Our work focuses primarily on clonal interference between potential mutations, which is the most well-studied form of clonal interference. However, recent work has shown that an alternative within-path clonal interference between a mutant and its ancestor has a significant effect on both the rate of adaptation and on the specific adaptive trajectories selected in evolving populations (Ogbunugafor and Eppstein, 2016); within-path clonal interference can be quantified along a given trajectory as the sum of the inverse fitness increments. In the clonal interference regime, Figure 3D shows that the expected fitness increment decreases at fixed fitness with increasing β. This implies that at a given fitness, the total level of within-path clonal interference increases with β on average. It would be interesting to study how much this contributes to the decrease in exponent ${\displaystyle c}$ with increasing β in the clonal interference regime.
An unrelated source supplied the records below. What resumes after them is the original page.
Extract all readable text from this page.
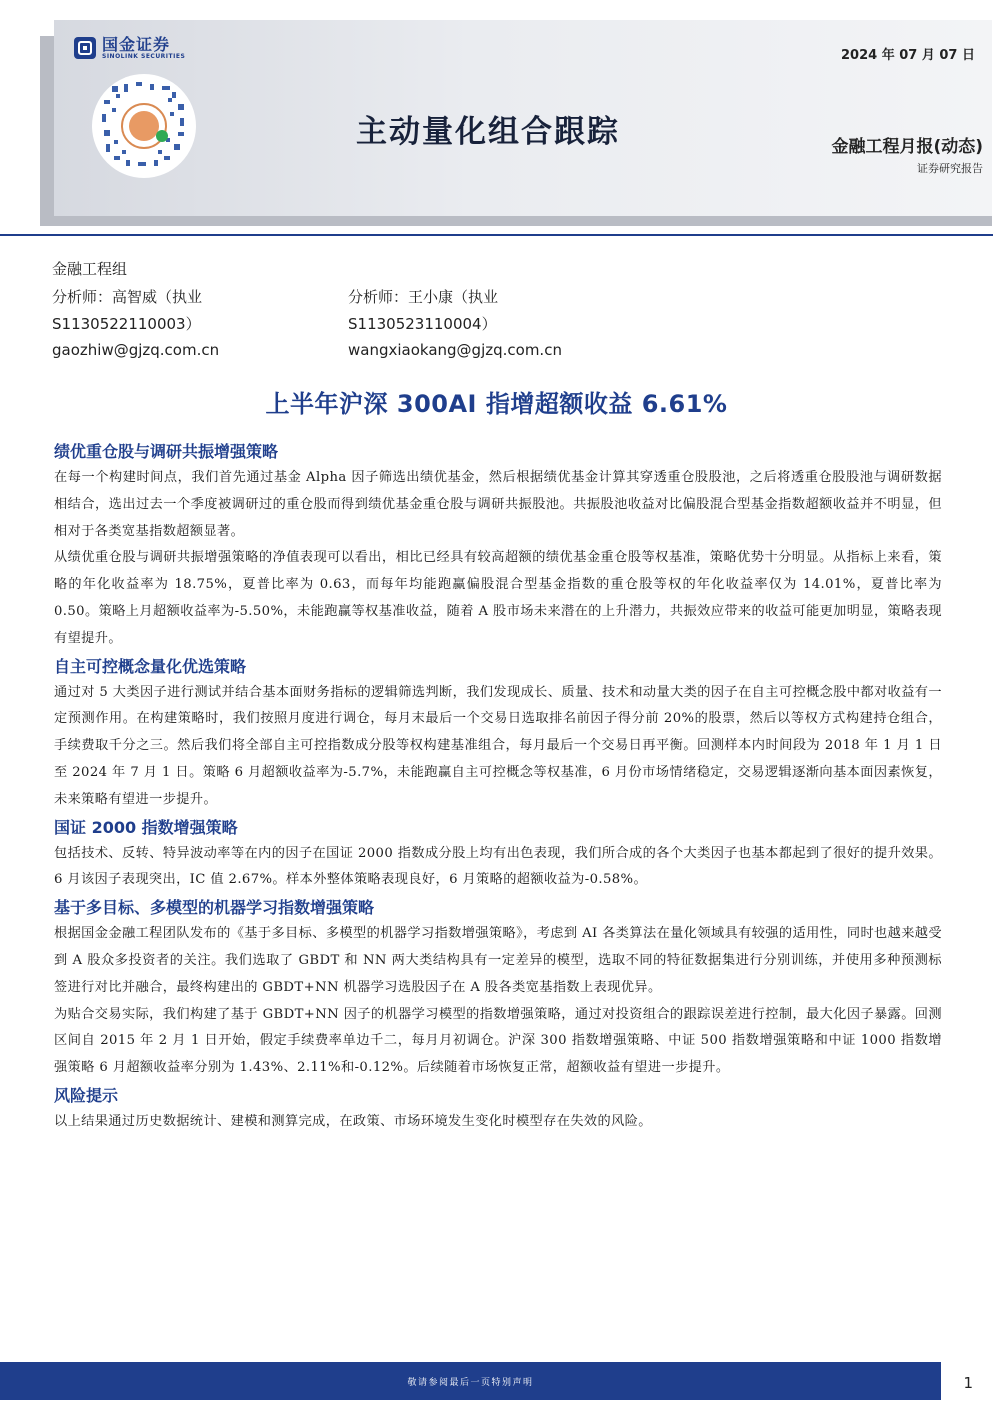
国金证券
SINOLINK SECURITIES	2024 年 07 月 07 日
主动量化组合跟踪	金融工程月报(动态)
证券研究报告
金融工程组
分析师：高智威（执业
S1130522110003）
gaozhiw@gjzq.com.cn
分析师：王小康（执业
S1130523110004）
wangxiaokang@gjzq.com.cn
上半年沪深 300AI 指增超额收益 6.61%
绩优重仓股与调研共振增强策略

在每一个构建时间点，我们首先通过基金 Alpha 因子筛选出绩优基金，然后根据绩优基金计算其穿透重仓股股池，之后将透重仓股股池与调研数据相结合，选出过去一个季度被调研过的重仓股而得到绩优基金重仓股与调研共振股池。共振股池收益对比偏股混合型基金指数超额收益并不明显，但相对于各类宽基指数超额显著。

从绩优重仓股与调研共振增强策略的净值表现可以看出，相比已经具有较高超额的绩优基金重仓股等权基准，策略优势十分明显。从指标上来看，策略的年化收益率为 18.75%，夏普比率为 0.63，而每年均能跑赢偏股混合型基金指数的重仓股等权的年化收益率仅为 14.01%，夏普比率为 0.50。策略上月超额收益率为-5.50%，未能跑赢等权基准收益，随着 A 股市场未来潜在的上升潜力，共振效应带来的收益可能更加明显，策略表现有望提升。

自主可控概念量化优选策略

通过对 5 大类因子进行测试并结合基本面财务指标的逻辑筛选判断，我们发现成长、质量、技术和动量大类的因子在自主可控概念股中都对收益有一定预测作用。在构建策略时，我们按照月度进行调仓，每月末最后一个交易日选取排名前因子得分前 20%的股票，然后以等权方式构建持仓组合，手续费取千分之三。然后我们将全部自主可控指数成分股等权构建基准组合，每月最后一个交易日再平衡。回测样本内时间段为 2018 年 1 月 1 日至 2024 年 7 月 1 日。策略 6 月超额收益率为-5.7%，未能跑赢自主可控概念等权基准，6 月份市场情绪稳定，交易逻辑逐渐向基本面因素恢复，未来策略有望进一步提升。

国证 2000 指数增强策略

包括技术、反转、特异波动率等在内的因子在国证 2000 指数成分股上均有出色表现，我们所合成的各个大类因子也基本都起到了很好的提升效果。6 月该因子表现突出，IC 值 2.67%。样本外整体策略表现良好，6 月策略的超额收益为-0.58%。

基于多目标、多模型的机器学习指数增强策略

根据国金金融工程团队发布的《基于多目标、多模型的机器学习指数增强策略》，考虑到 AI 各类算法在量化领域具有较强的适用性，同时也越来越受到 A 股众多投资者的关注。我们选取了 GBDT 和 NN 两大类结构具有一定差异的模型，选取不同的特征数据集进行分别训练，并使用多种预测标签进行对比并融合，最终构建出的 GBDT+NN 机器学习选股因子在 A 股各类宽基指数上表现优异。

为贴合交易实际，我们构建了基于 GBDT+NN 因子的机器学习模型的指数增强策略，通过对投资组合的跟踪误差进行控制，最大化因子暴露。回测区间自 2015 年 2 月 1 日开始，假定手续费率单边千二，每月月初调仓。沪深 300 指数增强策略、中证 500 指数增强策略和中证 1000 指数增强策略 6 月超额收益率分别为 1.43%、2.11%和-0.12%。后续随着市场恢复正常，超额收益有望进一步提升。

风险提示

以上结果通过历史数据统计、建模和测算完成，在政策、市场环境发生变化时模型存在失效的风险。

敬请参阅最后一页特别声明	1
This could be quantified, for example, by computing the total within-path clonal interference along potential trajectories and identifying how well it correlates with the preferred trajectories as a function of β.

Figure 5 shows that for ${\displaystyle \beta =0.25}$, clonal interference has no effect on the fitness trajectory. Moreover, Figure 2E highlights that this remains true for ${\displaystyle {\displaystyle \beta >0.25}}$. It would be interesting to carefully probe the value of β for which the effect of clonal interference vanishes, and to determine if this occurs as a sharp phase transition or if there is a gradual decay of the effect of clonal interference with β. Understanding this behavior could lead to a way to measure the strength of epistasis in experimental systems, by studying how the fitness trajectory depends on the level of clonal interference.

In addition to the extensions considered above, our simulation environment forms a fertile testing ground for theoretical predictions. The relaxation exponents as a function of β considered in Figure 2E could in principle be predicted within the random walk approximation using the techniques developed by Horner, 2007, or within a dynamical mean-field theory that studies the evolution of the average value of the mutation variables ${\displaystyle ⟨{\alpha }_i(t)⟩\in [-1,1]}$ over time (Ginzburg and Sompolinsky, 1994; Sompolinsky and Zippelius, 1981; Sommers, 1987). Solving such a model, in addition to analytically quantifying the slowing of the fitness trajectory with β, would provide a prediction for a functional form that could be tested against experimental fitness trajectories.